In this example, the surgeon applies the skin substitute graft immediately following a surgical excision, so you should not additionally report a surgical preparation code (15002-+15005, Surgical preparation or creation of recipient site by excision of open wounds, burn eschar, or scar [including subcutaneous tissues], or incisional release of scar contracture, ...)

Instead, according to CPT® instruction, "When a primary procedure requires a skin substitute ...for definitive skin closure (e.g., ... deep tumor removal)," you should report the appropriate graft code in the range 15100-+15278 (... autograft ... skin substitute graft ...) in addition to the primary procedure (11606 in this case), and skip the surgical preparation codes.

Learn limitations: You should only report a surgical preparation code with the skin-substitute graft when the surgeon fulfills at least one of these conditions, according to CPT® instruction:

  • "Appreciable nonviable tissue is removed to treat a burn, traumatic wound or a necrotizing infection"
  • Or, "the clean wound bed may also be created by incisional release of a scar contracture resulting in a surface defect from separation of tissues"
  • "The intent is to heal the wound by primary intention" such as autograft or skin substitute graft.

Tip 3: Establish Fixation

When the surgeon applies a skin-substitute graft, you should select the proper code(s) from the range 15271-+15278 -- sometimes.

Attachment required: Don't code a skin substitute graft if the surgeon simply applies skin substitute to the wound, even if he stabilizes it with dressing.

CPT® instruction: Instead, use these codes only when "the graft is anchored using the provider's choice of fixation." The surgeon's fixation might involve adhesives, sutures, or staples, for instance.

Make sure the op note documents fixation before you use skin replacement graft codes, says Kathleen Mueller, RN, CPC, CCS-P, CMSCS, PCS, President of Askmueller Consulting, LLC in Lenzburg, Ill.

Tip 4: Distinguish Wound vs. Graft Size

"You should report grafts according to location and size, which the surgeon should record at the time of the procedure," Mueller says. Surgeons need to be specific in their op notes about both the size of the wound and the size of the graft.

Here's why: "If the patient has a large wound but the surgeon covers only part of the wound with skin substitute, you should still select the skin substitute code based on the larger wound size," Bucknam says.

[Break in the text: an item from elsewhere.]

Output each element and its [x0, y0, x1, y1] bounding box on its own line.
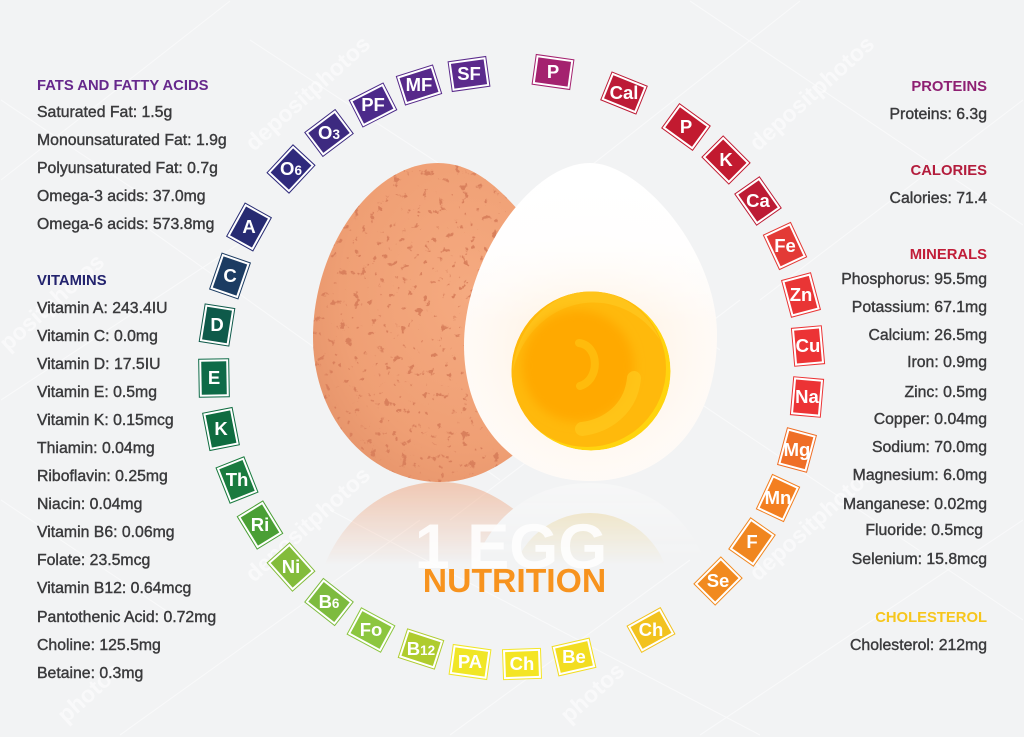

Example: In the current example, the surgeon documents an 8.5 cm excision (56.75 sq. cm), but a 40 sq. cm skin substitute graft. That means you should code the skin substitute graft as 15271 (Application of skin substitute graft to trunk, arms, legs, total wound surface area up to 100 sq. cm; first 25 sq. cm or less wound surface area) plus two units of +15272 (... each additional 25 sq. cm wound surface area, or part thereof [List separately in addition to code for primary procedure]). If you erroneously based the code on the graft size rather than the wound size, you would report 15271 and one unit of +15272, costing your practice $27.23 (Medicare Physician Fee Schedule non-facility national rate, conversion factor 34.0376).

Tip 5: Recognize Included Services

According to CPT® 2012 instruction, skin substitute grafts include any of the following services, if applicable:

  • removal of current graft
  • simple cleansing of the wound
  • routine dressing supplies
  • debridement (except "when gross contamination requires prolonged cleansing, when appreciable amounts of devitalized  or contaminated tissue are removed, or when debridement is carried out separately without immediate primary closure").

Code separately: You should separately report debridement if your surgeon documents conditions outlined in the preceding exception.

CPT® instruction also states that "the supply of skin substitute graft(s) should be reported separately in conjunction with 15271-15278." That means you should select the appropriate HCPCS Level II code, such as Q4102 (Oasis wound matrix, per square centimeter).